Perspective stratégique : souveraineté énergétique et défense intégrée

À l’heure où la Communauté économique et monétaire de l’Afrique centrale consolide un marché de l’énergie interconnecté, la capacité du Congo à protéger son réseau constitue autant un atout de négociation qu’un gage de crédibilité régionale. La résolution rapide du dossier des journaliers est attendue non seulement par les intéressés, mais aussi par les partenaires étrangers qui envisagent de financer de nouveaux interconnexions haute tension vers le Cameroun et le Gabon.

Une source diplomatique européenne estime que « la stabilité législative et sociale autour d’E2C conditionnera l’éligibilité des projets congolais aux garanties de la Banque africaine de développement ». Cette appréciation conforte la lecture stratégique portée par Brazzaville : l’énergie est la colonne vertébrale du développement, donc un secteur de souveraineté partagée entre industriels, travailleurs et forces de sécurité. En veillant à solder les revendications légitimes, à sécuriser physiquement les sites et à sanctuariser numériquement le réseau, l’État congolais se dote d’un triptyque de résilience susceptible de désamorcer les tensions, de soutenir la croissance verte et de renforcer l’autonomie stratégique prônée par le président Denis Sassou Nguesso.

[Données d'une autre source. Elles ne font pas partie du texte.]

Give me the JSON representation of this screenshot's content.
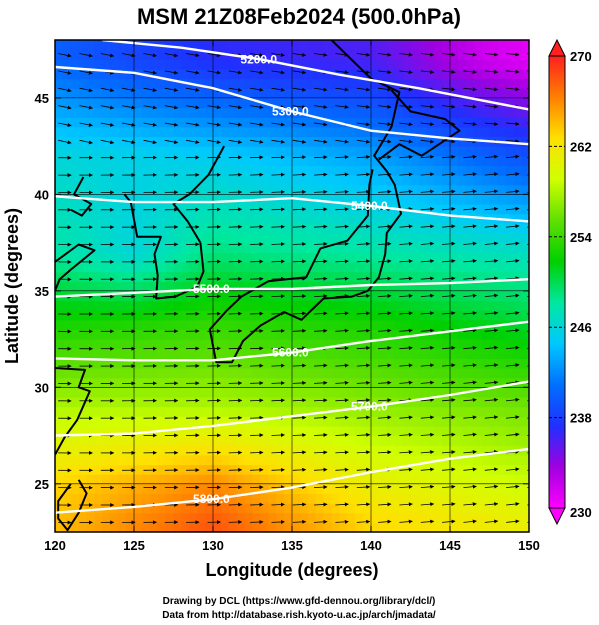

Dans cette équation, le Collectif national des journaliers délaissés n’apparaît plus comme un simple groupe de contestataires, mais comme un maillon essentiel du dispositif de sureté. Leur intégration pleine et entière apporterait non seulement la paix sociale, mais également une main-d’œuvre formée qui constituera, demain, la garde avancée d’un réseau électrique dont la Défense, la Sécurité intérieure et l’ensemble de la Nation dépendent.